REPUBLIKA.CO.ID, POSO -- Ribuan penambang dari berbagai daerah di Sulawesi, kini kembali menguasai Dongi-Dongi. Kawasan ini salah satu area bekas Penambangan Emas Tanpa Izin (PETI) di kawasan konservasi Taman Nasional Lore Lindu (TNLL).
Umumnya penambang di PETI Dongi-Dongi berasal dari Sulawesi Utara (Sulut), Gorontalo, Sulawesi Barat (Sulbar), Sulawesi Selatan, bahkan sebagian dari Jawa. Terbanyak penambang dari berbagai kota di Provinsi Gorontalo dan Sulut seperti Bolangmongondo, Kotamobagu, Minahasa, dan Minahasa Tenggara (Mitra). Sebagian lagi penambang dari desa-desa di sekitar kawasan Dongi-Dongi seperti Kecamatan Palolo dan Nokilalaki (Kabupaten Sigi) dan Kabupaten Poso.

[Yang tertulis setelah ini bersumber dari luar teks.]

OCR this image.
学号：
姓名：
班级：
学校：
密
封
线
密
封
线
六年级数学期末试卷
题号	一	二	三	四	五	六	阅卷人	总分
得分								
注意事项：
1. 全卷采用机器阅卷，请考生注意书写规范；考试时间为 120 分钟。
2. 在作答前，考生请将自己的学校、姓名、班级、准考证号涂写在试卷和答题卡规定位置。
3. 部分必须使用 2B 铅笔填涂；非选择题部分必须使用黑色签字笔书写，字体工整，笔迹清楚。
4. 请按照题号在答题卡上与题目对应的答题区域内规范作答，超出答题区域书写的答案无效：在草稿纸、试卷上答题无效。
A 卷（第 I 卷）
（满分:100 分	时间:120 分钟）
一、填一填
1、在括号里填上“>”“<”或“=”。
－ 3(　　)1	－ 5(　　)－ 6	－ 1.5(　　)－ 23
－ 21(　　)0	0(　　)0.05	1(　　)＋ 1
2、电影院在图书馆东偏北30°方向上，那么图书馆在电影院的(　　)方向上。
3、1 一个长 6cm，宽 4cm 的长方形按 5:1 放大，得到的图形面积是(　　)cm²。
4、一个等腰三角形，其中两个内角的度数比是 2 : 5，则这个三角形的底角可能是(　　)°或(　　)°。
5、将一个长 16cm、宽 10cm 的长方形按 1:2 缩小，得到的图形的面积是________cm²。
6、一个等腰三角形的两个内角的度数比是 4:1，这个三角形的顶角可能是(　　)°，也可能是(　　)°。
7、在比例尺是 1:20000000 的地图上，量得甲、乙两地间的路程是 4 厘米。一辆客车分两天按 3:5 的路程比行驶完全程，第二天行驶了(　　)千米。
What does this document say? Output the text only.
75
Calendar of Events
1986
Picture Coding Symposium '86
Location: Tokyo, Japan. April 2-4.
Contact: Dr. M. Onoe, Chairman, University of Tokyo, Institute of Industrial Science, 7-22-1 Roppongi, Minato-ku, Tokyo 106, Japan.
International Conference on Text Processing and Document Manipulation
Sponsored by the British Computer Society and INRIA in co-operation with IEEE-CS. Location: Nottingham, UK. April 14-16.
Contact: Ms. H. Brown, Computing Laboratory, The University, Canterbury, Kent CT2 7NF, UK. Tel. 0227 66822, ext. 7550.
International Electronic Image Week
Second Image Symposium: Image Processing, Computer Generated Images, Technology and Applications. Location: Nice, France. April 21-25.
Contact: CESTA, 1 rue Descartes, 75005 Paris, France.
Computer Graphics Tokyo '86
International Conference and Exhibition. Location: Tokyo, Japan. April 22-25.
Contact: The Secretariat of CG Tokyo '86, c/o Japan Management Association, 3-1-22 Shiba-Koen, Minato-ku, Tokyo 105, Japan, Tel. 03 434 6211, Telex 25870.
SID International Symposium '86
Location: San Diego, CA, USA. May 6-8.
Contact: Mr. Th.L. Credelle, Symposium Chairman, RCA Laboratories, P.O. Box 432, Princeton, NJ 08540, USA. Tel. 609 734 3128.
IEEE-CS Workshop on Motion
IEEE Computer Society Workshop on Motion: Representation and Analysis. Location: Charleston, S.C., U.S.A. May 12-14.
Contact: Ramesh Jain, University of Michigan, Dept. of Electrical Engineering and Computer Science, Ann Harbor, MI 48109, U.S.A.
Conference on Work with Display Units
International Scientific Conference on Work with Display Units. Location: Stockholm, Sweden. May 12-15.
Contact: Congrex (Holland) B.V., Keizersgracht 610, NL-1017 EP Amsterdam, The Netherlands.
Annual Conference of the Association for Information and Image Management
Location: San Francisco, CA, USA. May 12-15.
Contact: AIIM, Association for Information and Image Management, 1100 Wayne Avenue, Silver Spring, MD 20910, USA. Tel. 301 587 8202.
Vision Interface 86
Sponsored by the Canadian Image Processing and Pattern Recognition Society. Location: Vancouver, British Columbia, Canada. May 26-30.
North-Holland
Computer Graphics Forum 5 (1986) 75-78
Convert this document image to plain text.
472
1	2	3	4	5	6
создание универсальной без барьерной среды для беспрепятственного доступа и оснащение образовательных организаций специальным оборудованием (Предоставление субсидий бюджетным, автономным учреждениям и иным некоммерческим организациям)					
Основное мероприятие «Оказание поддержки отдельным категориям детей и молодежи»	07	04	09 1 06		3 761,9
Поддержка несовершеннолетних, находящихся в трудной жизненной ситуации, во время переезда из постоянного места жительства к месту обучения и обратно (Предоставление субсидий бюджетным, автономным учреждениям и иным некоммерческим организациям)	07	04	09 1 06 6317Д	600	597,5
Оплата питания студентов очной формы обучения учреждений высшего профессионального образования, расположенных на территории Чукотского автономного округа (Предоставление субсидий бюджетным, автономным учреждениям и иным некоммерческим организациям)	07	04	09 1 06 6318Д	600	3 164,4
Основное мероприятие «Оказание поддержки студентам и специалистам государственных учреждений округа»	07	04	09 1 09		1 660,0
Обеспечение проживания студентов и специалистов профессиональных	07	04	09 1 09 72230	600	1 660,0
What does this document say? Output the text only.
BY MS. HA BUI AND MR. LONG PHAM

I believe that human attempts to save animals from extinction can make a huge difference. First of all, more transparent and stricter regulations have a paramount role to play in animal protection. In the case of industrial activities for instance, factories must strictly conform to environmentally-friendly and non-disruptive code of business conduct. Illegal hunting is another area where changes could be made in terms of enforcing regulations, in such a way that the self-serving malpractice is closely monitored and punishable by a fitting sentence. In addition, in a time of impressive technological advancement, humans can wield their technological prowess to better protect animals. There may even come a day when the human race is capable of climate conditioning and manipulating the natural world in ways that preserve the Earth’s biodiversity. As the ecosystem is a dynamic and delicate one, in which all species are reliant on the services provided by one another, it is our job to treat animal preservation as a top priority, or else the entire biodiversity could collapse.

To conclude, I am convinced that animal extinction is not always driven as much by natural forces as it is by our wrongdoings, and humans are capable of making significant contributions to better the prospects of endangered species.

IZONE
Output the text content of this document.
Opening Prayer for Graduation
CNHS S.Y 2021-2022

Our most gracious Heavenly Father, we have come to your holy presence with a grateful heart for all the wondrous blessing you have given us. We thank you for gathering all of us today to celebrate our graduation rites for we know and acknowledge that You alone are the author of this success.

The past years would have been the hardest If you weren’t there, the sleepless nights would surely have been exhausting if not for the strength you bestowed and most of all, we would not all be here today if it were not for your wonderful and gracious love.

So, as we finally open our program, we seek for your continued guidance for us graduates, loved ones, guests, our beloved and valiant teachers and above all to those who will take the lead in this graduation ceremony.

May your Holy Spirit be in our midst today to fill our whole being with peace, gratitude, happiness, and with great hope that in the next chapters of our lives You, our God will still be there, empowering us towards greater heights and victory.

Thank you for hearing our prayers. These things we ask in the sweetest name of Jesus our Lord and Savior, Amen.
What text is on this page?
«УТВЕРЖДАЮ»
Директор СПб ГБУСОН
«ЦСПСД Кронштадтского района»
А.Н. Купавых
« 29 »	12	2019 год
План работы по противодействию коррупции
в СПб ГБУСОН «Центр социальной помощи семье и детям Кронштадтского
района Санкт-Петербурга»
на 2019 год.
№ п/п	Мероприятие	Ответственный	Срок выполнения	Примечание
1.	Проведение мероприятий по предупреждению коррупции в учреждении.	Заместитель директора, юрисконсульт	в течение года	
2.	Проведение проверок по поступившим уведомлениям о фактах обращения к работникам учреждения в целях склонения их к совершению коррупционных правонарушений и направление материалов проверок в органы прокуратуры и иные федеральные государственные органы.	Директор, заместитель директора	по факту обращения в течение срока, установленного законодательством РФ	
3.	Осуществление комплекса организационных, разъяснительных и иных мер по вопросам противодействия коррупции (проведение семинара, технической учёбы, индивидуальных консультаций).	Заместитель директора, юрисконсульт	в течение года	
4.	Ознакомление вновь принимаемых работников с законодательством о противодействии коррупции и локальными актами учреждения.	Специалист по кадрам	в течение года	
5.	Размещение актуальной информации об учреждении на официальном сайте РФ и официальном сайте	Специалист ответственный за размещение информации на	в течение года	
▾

Para penambang mulai bebas melakukan kegiatan penambangan saat petugas aparat keamanan maupun dari Polhut dari Balai Besar Taman Nasional (TNLL) sudah ditarik dari lokasi. Sebelumnya, lokasi tersebut masih dijaga aparat kepolisian dan Polhut.
Namun sejak Desember 2020, kata seorang penambang, Ede, aparat keamanan maupun petugas Polhut yang ditempatkan di pintu masuk ke lokasi maupun di dalam areal PETI Dongi-Dongi sudah tidak lagi melakukan pengawasan dan penjagaan. Sejak itulah, kata Ede, lokasi PETI Dongi-Dongi yang berjarak sekitar 1,5 kilometer dari jalan raya Palu-Napu di wilayah Dongi-Dongi mulai diserbu para penambang.
"Tadinya masih sedikit penambang dan kebanyakan penambang lokal. Tetapi karena sudah tidak ada aparat yang menjaganya, semakin banyak penambang yang datang," katanya.
Diperkirakan jumlah penambang di lokasi PETI Dongi-Dongi saat ini mencapai 4.000 orang. Areal penambanganpun juga semakin meluas. Jika dulu hanya di kawasan areal sekitar 15 hektare yang dijadikan lokasi penambangan emas ilegal, kini sudah meluas sampai ke kebun kakao milik masyarakat.